In the spring of 1799, as Napoleon Bonaparte’s military campaign extended into the Middle East, a curious episode occurred—one that would resonate profoundly with the Zionist movement over a century later. Amid his siege of the city of Acre during the Egyptian Campaign, Napoleon allegedly issued a proclamation to the Jews, promising the restoration of their ancient homeland in Jerusalem. Though the authenticity and dissemination of this “proclamation” remain subject to historical debate, its symbolic significance is undoubted. It marked the first time a modern European leader publicly associated the idea of Jewish national restoration with geopolitical goals. In many ways, Napoleon’s appeal to the Jews of Eretz Yisrael foreshadowed later diplomatic efforts, most famously the Balfour Declaration of 1917, to engage with Jewish aspirations for nationhood.

The historical context, content, and legacy of Napoleon’s 1799 appeal included questions about its authenticity, motivations, and reception, particularly within the broader Enlightenment era and the rise of Jewish emancipation.

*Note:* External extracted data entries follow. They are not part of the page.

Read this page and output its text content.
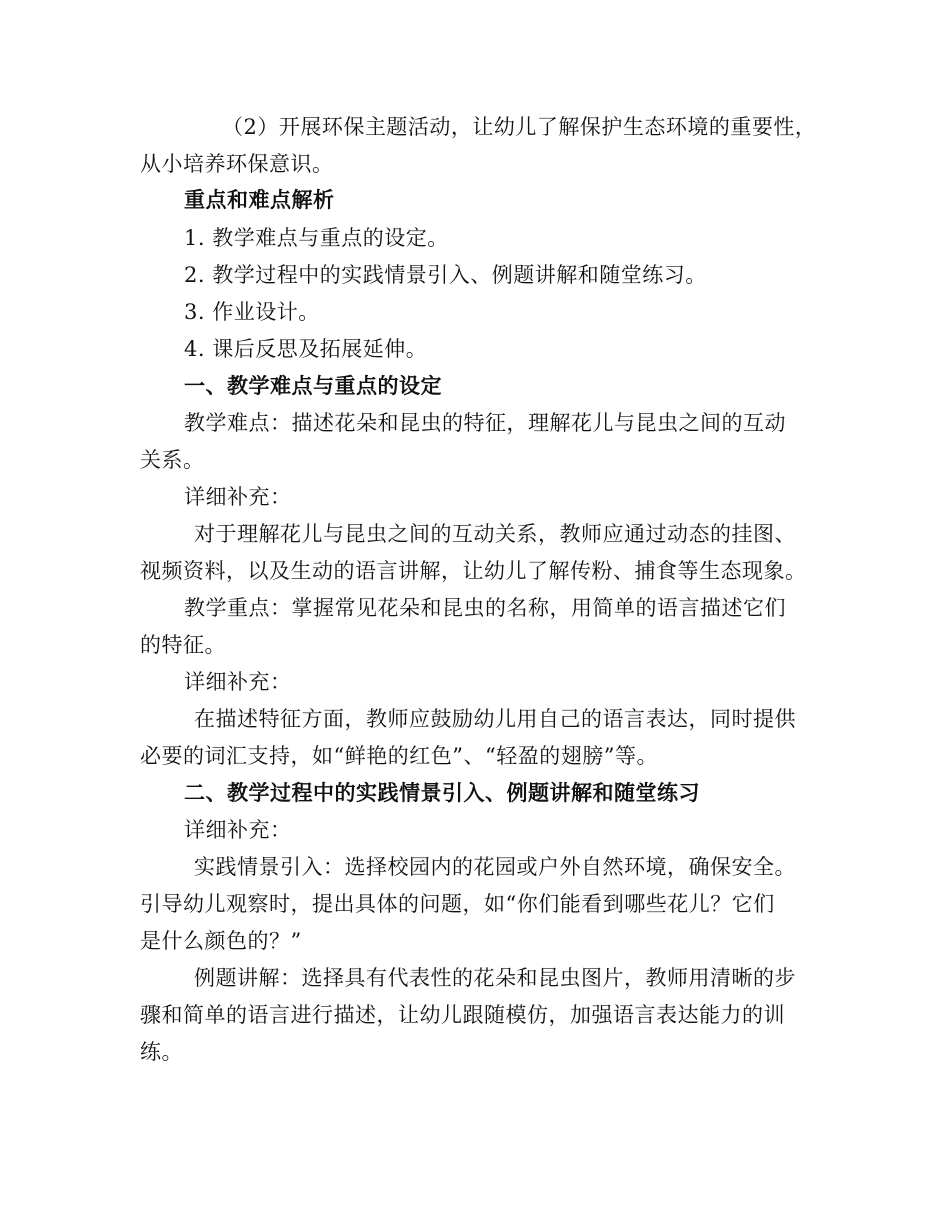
（2）开展环保主题活动，让幼儿了解保护生态环境的重要性，
从小培养环保意识。
重点和难点解析
1. 教学难点与重点的设定。
2. 教学过程中的实践情景引入、例题讲解和随堂练习。
3. 作业设计。
4. 课后反思及拓展延伸。
一、教学难点与重点的设定
教学难点：描述花朵和昆虫的特征，理解花儿与昆虫之间的互动
关系。
详细补充：
对于理解花儿与昆虫之间的互动关系，教师应通过动态的挂图、
视频资料，以及生动的语言讲解，让幼儿了解传粉、捕食等生态现象。
教学重点：掌握常见花朵和昆虫的名称，用简单的语言描述它们
的特征。
详细补充：
在描述特征方面，教师应鼓励幼儿用自己的语言表达，同时提供
必要的词汇支持，如“鲜艳的红色”、“轻盈的翅膀”等。
二、教学过程中的实践情景引入、例题讲解和随堂练习
详细补充：
实践情景引入：选择校园内的花园或户外自然环境，确保安全。
引导幼儿观察时，提出具体的问题，如“你们能看到哪些花儿？它们
是什么颜色的？”
例题讲解：选择具有代表性的花朵和昆虫图片，教师用清晰的步
骤和简单的语言进行描述，让幼儿跟随模仿，加强语言表达能力的训
练。
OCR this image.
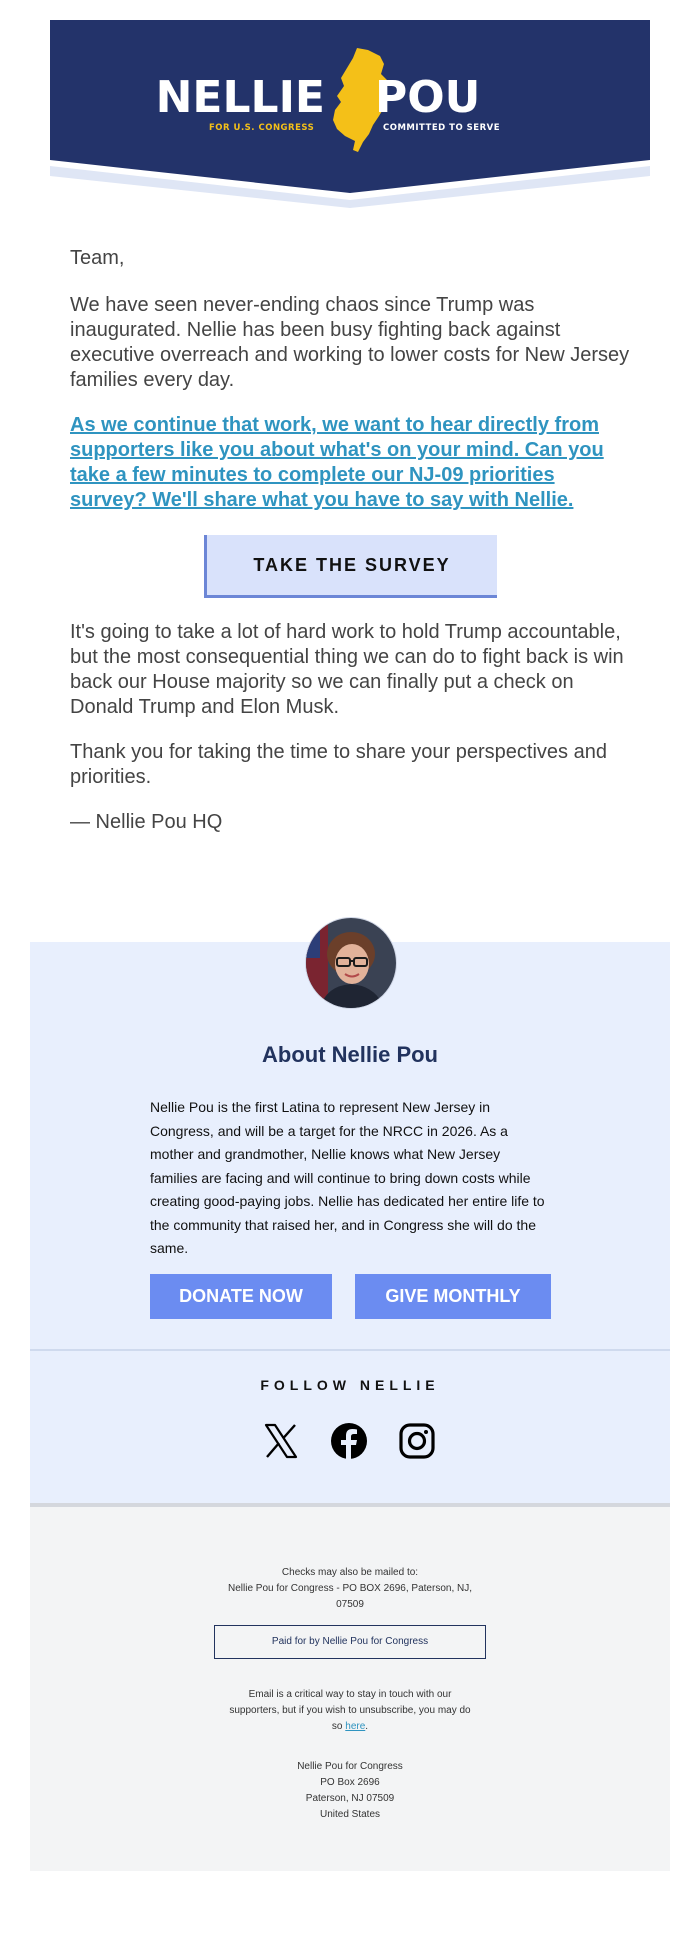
NELLIE POU
FOR U.S. CONGRESS	COMMITTED TO SERVE

Team,

We have seen never-ending chaos since Trump was inaugurated. Nellie has been busy fighting back against executive overreach and working to lower costs for New Jersey families every day.

As we continue that work, we want to hear directly from supporters like you about what's on your mind. Can you take a few minutes to complete our NJ-09 priorities survey? We'll share what you have to say with Nellie.
TAKE THE SURVEY

It's going to take a lot of hard work to hold Trump accountable, but the most consequential thing we can do to fight back is win back our House majority so we can finally put a check on Donald Trump and Elon Musk.

Thank you for taking the time to share your perspectives and priorities.

— Nellie Pou HQ

About Nellie Pou
Nellie Pou is the first Latina to represent New Jersey in Congress, and will be a target for the NRCC in 2026. As a mother and grandmother, Nellie knows what New Jersey families are facing and will continue to bring down costs while creating good-paying jobs. Nellie has dedicated her entire life to the community that raised her, and in Congress she will do the same.
DONATE NOW	GIVE MONTHLY
FOLLOW NELLIE
Checks may also be mailed to:
Nellie Pou for Congress - PO BOX 2696, Paterson, NJ, 07509
Paid for by Nellie Pou for Congress
Email is a critical way to stay in touch with our supporters, but if you wish to unsubscribe, you may do so here.
Nellie Pou for Congress
PO Box 2696
Paterson, NJ 07509
United States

Ultimately, while the promise may not have carried concrete political weight and led to any tangible results, it planted ideological seeds that would bloom and develop into the age of Zionism.

. . .Napoleon’s attitude toward the Jews was complex, reflecting the tensions between Enlightenment universalism, French nationalism, and pragmatic politics. During his reign, he enacted policies that promoted Jewish emancipation, including the recognition of Jews as French citizens. He convened the Sanhedrin in 1807, a symbolic body meant to integrate Jews into French civic life while affirming loyalty to the state.

However, Napoleon also harbored ambivalent and occasionally hostile attitudes toward Jewish economic practices, particularly in Alsace and Lorraine, where he briefly restricted Jewish moneylending. His policy was not based on theological anti-Judaism, as in medieval Europe, but on Enlightenment ideals of rationalization and integration, “regenerating” the Jews as useful citizens.

In the Middle East, Napoleon’s appeal to the Jews was both ideological and tactical Ideologically, it aligned with the revolutionary principles of liberty, equality, and fraternity, extended to a historically marginalized people. Tactically, Napoleon sought to undermine Ottoman rule by rallying minorities to the French cause. By presenting himself as a modern Cyrus, referencing the Persian king who allowed the Jews to return from Babylonian exile, Napoleon hoped to win Jewish hearts and possibly arms.

Moreover, by invoking the restoration of ancient Jerusalem, Napoleon tapped into the growing messianic fervor among some Jewish communities, particularly those influenced by the teachings of Rabbi Elijah of Vilna and other proto-Zionist thinkers.  His appeal was not merely to the Jews of Palestine but to world Jewry, especially in Europe, where he needed financial and diplomatic support.